Mueller Memo Blasts Manafort as Serial Liar Who Deserves Prison

Paul Manafort, President Donald Trump’s former campaign chairman, leaves court after a May 23, 2018, hearing in Washington. (AP Photo/Jose Luis Magana, File)

WASHINGTON (CN) — In a scorching sentencing memo that describes Paul Manafort as an unrepentant serial liar who “presents a grave risk of recidivism,” special prosecutor Robert Mueller told a federal judge that he sees no reason to tread lightly on President Trump’s former campaign chairman.

Mueller filed the redacted 25-page memo on Saturday. Though he does not recommend a specific sentence for Manafort’s two guilty pleas to conspiracy, the tightly written document bludgeons Manafort repeatedly, accusing him of committing “an array of felonies over a decade, up through the fall of 2018.”

This behavior, according to the special counsel was deliberate, repetitive and audacious.

“His criminal actions were bold, some of which were committed while under a spotlight due to his work as the campaign chairman and, later, while he was on bail from this court,” the memo says. “And the crimes he engaged in while on bail were not minor; they went to the heart of the criminal justice system, namely, tampering with witnesses so he would not be held accountable for his crimes.”

Pockmarked with redactions, the memo does not provide any details about Manafort’s communication with Russians during the 2016 U.S. presidential campaign, including with his long-time Russian associate Konstantin Kilimnik.

An August 2016 meeting between the pair, along with Trump campaign deputy Rick Gates, at a cigar bar in Manhattan during the peak of the presidential campaign, is reportedly at the heart of the special counsel’s investigation, according to court documents.

While the sentencing memo offers no further details about that meeting, it highlights Manafort’s ongoing crimes, which the government says didn’t stop even after Manafort averted a second criminal trial by pleading guilty to two counts of conspiracy in Washington, D.C., and agreeing to cooperate. 

That plea deal collapsed because Manafort lied during his cooperation sessions, including about the nature of his contacts with Kilimnik.

“His deceit, which is a fundamental component of the crimes of conviction and relevant conduct, extended to tax preparers, bookkeepers, banks, the Treasury Department, the Department of Justice National Security Division, the FBI, the Special Counsel’s Office, the grand jury, his own legal counsel, Members of Congress, and members of the executive branch of the United States government,” the memo says.

As part of his September plea agreement, Manafort admitted guilt to all the crimes he was accused of in both the Eastern District of Virginia and Washington, D.C.
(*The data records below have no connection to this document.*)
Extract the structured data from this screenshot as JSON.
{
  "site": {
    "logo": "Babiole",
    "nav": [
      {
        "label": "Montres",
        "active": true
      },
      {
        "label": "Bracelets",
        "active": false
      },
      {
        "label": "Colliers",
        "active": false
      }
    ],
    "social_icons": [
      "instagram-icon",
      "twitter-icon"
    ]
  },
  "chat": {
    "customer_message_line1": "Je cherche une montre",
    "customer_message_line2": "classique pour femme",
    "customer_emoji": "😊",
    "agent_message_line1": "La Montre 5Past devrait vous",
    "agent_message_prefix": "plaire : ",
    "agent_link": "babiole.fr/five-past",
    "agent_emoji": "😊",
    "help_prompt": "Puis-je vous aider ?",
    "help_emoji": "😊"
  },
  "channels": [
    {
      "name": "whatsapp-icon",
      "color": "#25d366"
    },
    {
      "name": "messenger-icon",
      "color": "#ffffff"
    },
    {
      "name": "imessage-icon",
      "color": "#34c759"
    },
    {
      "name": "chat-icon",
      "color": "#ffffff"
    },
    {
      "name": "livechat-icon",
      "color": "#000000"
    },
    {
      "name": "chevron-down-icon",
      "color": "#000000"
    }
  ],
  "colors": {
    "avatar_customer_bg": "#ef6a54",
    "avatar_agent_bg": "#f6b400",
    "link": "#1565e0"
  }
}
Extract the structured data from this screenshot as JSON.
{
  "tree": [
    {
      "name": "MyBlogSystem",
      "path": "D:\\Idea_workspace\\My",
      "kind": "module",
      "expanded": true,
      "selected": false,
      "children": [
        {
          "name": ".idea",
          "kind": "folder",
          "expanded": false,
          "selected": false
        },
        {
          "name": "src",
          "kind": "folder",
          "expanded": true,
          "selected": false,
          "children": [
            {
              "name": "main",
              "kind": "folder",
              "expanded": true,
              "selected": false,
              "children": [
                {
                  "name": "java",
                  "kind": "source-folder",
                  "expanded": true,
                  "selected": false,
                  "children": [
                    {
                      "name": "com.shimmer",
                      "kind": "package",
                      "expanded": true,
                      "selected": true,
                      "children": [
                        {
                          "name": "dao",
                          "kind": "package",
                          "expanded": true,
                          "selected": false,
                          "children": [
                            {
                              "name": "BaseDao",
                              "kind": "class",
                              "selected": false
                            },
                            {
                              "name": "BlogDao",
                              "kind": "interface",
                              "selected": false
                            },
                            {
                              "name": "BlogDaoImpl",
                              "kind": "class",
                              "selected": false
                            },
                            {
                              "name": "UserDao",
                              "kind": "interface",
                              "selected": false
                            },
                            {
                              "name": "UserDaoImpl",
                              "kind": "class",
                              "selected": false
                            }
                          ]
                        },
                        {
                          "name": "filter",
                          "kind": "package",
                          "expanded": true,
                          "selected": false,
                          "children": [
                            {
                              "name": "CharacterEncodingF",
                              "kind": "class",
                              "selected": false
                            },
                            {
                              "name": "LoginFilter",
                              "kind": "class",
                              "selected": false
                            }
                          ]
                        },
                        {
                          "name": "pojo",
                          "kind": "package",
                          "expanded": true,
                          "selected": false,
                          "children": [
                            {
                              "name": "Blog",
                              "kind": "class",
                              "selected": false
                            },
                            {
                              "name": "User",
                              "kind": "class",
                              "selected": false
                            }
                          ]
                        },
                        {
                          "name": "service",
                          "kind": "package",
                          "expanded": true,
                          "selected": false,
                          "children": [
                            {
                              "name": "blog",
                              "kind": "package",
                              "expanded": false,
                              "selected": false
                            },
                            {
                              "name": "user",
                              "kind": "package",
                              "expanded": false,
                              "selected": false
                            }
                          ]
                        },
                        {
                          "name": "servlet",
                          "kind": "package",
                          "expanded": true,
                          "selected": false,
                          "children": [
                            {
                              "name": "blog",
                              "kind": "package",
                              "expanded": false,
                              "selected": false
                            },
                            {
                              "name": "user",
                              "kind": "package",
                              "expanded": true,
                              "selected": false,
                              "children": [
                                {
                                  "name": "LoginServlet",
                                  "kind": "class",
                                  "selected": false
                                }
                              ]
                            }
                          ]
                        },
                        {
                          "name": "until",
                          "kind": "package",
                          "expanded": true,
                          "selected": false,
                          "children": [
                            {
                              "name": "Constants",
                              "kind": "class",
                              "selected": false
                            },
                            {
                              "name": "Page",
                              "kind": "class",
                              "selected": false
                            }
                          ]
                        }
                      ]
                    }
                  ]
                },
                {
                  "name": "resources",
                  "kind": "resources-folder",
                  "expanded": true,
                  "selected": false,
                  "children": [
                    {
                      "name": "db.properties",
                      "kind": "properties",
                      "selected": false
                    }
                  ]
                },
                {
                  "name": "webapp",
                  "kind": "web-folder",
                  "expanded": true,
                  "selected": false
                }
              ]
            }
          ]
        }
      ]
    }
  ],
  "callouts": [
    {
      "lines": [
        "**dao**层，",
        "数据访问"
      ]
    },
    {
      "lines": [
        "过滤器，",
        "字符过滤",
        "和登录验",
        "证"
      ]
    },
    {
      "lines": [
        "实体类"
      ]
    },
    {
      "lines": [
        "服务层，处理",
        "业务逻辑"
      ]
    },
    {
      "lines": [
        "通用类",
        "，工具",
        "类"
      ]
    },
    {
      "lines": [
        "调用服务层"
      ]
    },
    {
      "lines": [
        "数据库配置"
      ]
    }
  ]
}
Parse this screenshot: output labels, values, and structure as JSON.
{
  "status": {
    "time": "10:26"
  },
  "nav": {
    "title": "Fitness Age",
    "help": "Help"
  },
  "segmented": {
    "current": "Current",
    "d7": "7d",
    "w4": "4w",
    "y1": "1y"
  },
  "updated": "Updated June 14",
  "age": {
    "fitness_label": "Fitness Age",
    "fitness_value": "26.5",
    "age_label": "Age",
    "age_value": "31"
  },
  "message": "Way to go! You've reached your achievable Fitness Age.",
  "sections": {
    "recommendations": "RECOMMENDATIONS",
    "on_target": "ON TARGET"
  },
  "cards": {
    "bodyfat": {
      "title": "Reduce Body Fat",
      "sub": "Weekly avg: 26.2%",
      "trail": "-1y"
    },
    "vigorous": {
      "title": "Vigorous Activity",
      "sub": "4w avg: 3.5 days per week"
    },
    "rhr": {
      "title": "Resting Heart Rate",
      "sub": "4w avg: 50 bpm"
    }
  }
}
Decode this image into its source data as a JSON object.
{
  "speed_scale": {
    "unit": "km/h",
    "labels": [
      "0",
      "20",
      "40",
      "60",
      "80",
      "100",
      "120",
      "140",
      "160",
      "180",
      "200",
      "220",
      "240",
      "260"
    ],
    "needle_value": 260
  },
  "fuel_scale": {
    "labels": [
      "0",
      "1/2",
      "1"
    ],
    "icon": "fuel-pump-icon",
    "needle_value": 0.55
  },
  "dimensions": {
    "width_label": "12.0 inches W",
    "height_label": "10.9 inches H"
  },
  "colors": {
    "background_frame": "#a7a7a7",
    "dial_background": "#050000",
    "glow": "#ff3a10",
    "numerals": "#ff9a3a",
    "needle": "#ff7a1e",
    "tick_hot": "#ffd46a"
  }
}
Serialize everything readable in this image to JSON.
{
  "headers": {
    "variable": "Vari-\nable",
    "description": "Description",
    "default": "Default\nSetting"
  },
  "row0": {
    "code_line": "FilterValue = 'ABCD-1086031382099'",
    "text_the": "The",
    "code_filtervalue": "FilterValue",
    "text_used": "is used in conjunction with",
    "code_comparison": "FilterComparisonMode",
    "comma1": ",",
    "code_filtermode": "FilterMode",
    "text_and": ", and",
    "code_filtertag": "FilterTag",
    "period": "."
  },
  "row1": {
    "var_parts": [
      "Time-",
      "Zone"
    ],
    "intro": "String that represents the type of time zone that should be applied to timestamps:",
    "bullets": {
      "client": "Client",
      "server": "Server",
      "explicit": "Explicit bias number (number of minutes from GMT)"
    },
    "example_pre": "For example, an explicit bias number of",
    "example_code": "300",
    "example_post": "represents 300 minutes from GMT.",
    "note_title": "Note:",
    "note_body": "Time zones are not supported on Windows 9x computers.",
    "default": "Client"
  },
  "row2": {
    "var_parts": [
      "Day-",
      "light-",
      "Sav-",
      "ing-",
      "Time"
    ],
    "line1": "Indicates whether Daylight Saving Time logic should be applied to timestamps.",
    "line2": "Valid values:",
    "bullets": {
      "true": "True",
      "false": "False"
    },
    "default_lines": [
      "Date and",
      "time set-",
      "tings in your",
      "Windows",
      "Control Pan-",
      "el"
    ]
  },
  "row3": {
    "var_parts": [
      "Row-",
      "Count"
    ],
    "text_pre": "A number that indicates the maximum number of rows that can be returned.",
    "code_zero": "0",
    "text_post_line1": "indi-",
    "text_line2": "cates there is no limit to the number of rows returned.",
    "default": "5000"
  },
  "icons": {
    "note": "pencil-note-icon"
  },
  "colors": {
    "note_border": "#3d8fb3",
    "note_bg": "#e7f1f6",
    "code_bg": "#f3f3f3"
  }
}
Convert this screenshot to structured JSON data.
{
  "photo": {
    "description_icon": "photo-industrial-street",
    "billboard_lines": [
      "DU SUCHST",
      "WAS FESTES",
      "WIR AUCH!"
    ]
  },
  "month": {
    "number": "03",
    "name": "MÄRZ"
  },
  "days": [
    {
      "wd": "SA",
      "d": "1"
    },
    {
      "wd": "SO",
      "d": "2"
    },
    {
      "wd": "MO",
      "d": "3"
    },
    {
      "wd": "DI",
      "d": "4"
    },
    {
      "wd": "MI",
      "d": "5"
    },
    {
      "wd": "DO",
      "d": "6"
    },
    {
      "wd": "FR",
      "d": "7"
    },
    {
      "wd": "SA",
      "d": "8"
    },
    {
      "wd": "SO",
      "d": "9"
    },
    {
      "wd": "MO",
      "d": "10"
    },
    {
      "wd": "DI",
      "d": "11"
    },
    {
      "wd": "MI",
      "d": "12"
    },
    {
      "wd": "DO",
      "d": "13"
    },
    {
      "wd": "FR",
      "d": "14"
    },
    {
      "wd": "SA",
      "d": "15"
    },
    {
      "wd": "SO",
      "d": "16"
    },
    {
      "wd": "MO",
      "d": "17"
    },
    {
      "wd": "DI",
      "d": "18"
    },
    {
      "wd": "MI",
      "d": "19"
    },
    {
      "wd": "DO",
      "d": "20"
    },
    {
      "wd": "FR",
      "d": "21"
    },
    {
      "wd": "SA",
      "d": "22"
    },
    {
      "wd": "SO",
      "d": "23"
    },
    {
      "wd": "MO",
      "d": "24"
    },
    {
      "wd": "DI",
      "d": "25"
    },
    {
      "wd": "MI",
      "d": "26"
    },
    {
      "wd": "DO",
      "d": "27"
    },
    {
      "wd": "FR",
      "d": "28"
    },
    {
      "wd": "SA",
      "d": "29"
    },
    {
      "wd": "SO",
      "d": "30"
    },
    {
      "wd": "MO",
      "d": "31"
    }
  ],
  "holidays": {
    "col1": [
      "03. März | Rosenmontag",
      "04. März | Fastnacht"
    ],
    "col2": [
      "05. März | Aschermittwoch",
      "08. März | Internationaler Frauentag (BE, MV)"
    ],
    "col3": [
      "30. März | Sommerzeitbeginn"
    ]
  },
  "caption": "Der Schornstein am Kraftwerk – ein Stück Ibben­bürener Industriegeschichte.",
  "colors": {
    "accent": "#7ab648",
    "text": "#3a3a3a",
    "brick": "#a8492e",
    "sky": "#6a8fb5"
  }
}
Both sets of charges stemmed from his unregistered lobbying work on behalf of a pro-Russian political party in Ukraine, for which he earned millions in income that he concealed to evade paying taxes, and which he laundered through offshore accounts.

The special counsel concludes that Manafort poses “a grave risk of recidivism,” and that nothing in his background “mitigates his criminality.”

On top of his upcoming sentence in the Eastern District of Virginia, where a jury convicted him of financial crimes including bank and tax fraud, Manafort could face additional time from the charges in Washington, D.C.

In Virginia, Manafort’s sentencing range under federal guidelines is 19 to 24 years, and he could face up to 10 additional years in the Washington, D.C., case though it’s not yet clear whether the latter would run simultaneously or be added onto the Virginia sentence.

Manafort will be sentenced in Virginia on March 8, followed by sentencing in Washington, D.C., on March 13.